In the early 1980s, Russian physicist Alex Polnarev predicted these gravitational waves would distort space-time in a way that induces specific patterns in the light of the CMB. These patterns in the light’s orientation, or polarization, were later called B-modes and their properties fully elucidated by other researchers in the late 1990s. If detected, B-modes would confirm inflation beyond a reasonable doubt. By 2001, my experimental colleagues and I decided to test whether we could detect these inflationary relics.
Detecting gravitational waves via their imprint on the CMB’s polarization would falsify alternatives to inflation, cementing it once and for all as cosmology’s touchstone. But our apparent detection of B-mode polarization using the Background Imaging of Cosmic Extragalactic Polarization, or BICEP2, instrument in 2014 was later retracted. Definitive evidence remains elusive.
The search continues
Inflation is consistent with many pieces of cosmological data, but consistency doesn’t constitute proof. Several upcoming CMB experiments hope to change that. They include the Simons Observatory, the BICEP Array, and the “Stage-4” CMB-S4 experiment. These efforts will either detect primordial B-mode polarization arising from inflation-generated gravitational waves or drastically winnow the allowable number of inflationary models.
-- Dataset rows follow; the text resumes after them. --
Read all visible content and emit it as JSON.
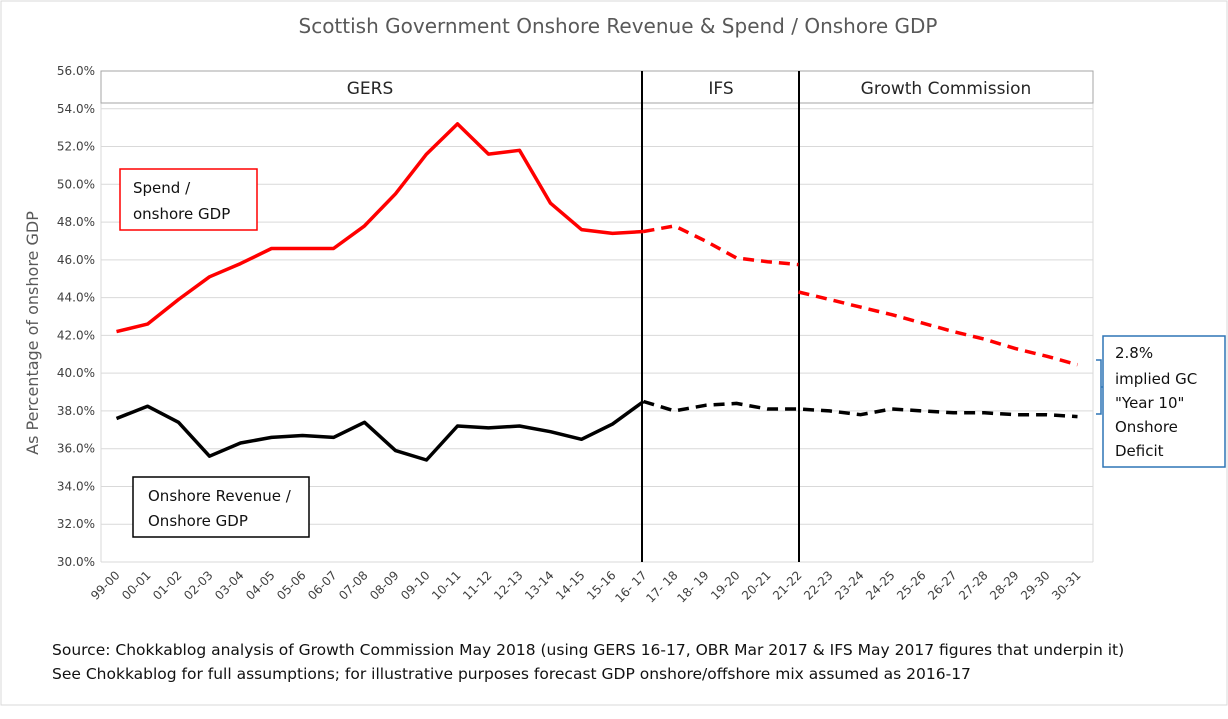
{
  "chart_data": {
    "type": "line",
    "title": "Scottish Government Onshore Revenue & Spend / Onshore GDP",
    "ylabel": "As Percentage of onshore GDP",
    "xlabel": "",
    "ylim": [
      30,
      56
    ],
    "ytick_step": 2,
    "ytick_labels": [
      "30.0%",
      "32.0%",
      "34.0%",
      "36.0%",
      "38.0%",
      "40.0%",
      "42.0%",
      "44.0%",
      "46.0%",
      "48.0%",
      "50.0%",
      "52.0%",
      "54.0%",
      "56.0%"
    ],
    "categories": [
      "99-00",
      "00-01",
      "01-02",
      "02-03",
      "03-04",
      "04-05",
      "05-06",
      "06-07",
      "07-08",
      "08-09",
      "09-10",
      "10-11",
      "11-12",
      "12-13",
      "13-14",
      "14-15",
      "15-16",
      "16- 17",
      "17- 18",
      "18- 19",
      "19-20",
      "20-21",
      "21-22",
      "22-23",
      "23-24",
      "24-25",
      "25-26",
      "26-27",
      "27-28",
      "28-29",
      "29-30",
      "30-31"
    ],
    "period_labels": [
      "GERS",
      "IFS",
      "Growth Commission"
    ],
    "series": [
      {
        "name": "Spend / onshore GDP",
        "color": "#ff0000",
        "segments": [
          {
            "style": "solid",
            "start": 0,
            "values": [
              42.2,
              42.6,
              43.9,
              45.1,
              45.8,
              46.6,
              46.6,
              46.6,
              47.8,
              49.5,
              51.6,
              53.2,
              51.6,
              51.8,
              49.0,
              47.6,
              47.4,
              47.5
            ]
          },
          {
            "style": "dashed",
            "start": 17,
            "values": [
              47.5,
              47.8,
              47.0,
              46.1,
              45.9,
              45.75
            ]
          },
          {
            "style": "dashed",
            "start": 22,
            "values": [
              44.3,
              43.9,
              43.5,
              43.1,
              42.65,
              42.2,
              41.8,
              41.3,
              40.9,
              40.45
            ]
          }
        ]
      },
      {
        "name": "Onshore Revenue / Onshore GDP",
        "color": "#000000",
        "segments": [
          {
            "style": "solid",
            "start": 0,
            "values": [
              37.6,
              38.25,
              37.4,
              35.6,
              36.3,
              36.6,
              36.7,
              36.6,
              37.4,
              35.9,
              35.4,
              37.2,
              37.1,
              37.2,
              36.9,
              36.5,
              37.3,
              38.5
            ]
          },
          {
            "style": "dashed",
            "start": 17,
            "values": [
              38.5,
              38.0,
              38.3,
              38.4,
              38.1,
              38.1,
              38.0,
              37.8,
              38.1,
              38.0,
              37.9,
              37.9,
              37.8,
              37.8,
              37.7
            ]
          }
        ]
      }
    ],
    "annotations": {
      "spend_label": [
        "Spend /",
        "onshore GDP"
      ],
      "revenue_label": [
        "Onshore Revenue /",
        "Onshore GDP"
      ],
      "deficit_label": [
        "2.8%",
        "implied GC",
        "\"Year 10\"",
        "Onshore",
        "Deficit"
      ]
    }
  },
  "source_lines": [
    "Source: Chokkablog analysis of Growth Commission May 2018 (using GERS 16-17, OBR Mar 2017 & IFS May 2017 figures that underpin it)",
    "See Chokkablog for full assumptions; for illustrative purposes forecast GDP onshore/offshore mix assumed as 2016-17"
  ]
}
Nevertheless, B-mode detection is not guaranteed. Or inflation may not have happened at all. Frustratingly, many alternatives to inflation are similarly difficult to prove. So, unless the B-modes signals potentially awaiting astronomers are sufficiently big, we might never be able to say for sure whether the universe underwent inflation or not.
To some cosmologists, that would be deflating news. To others, it would fascinate and inspire — impelling us to create more refined models of our cosmic origins.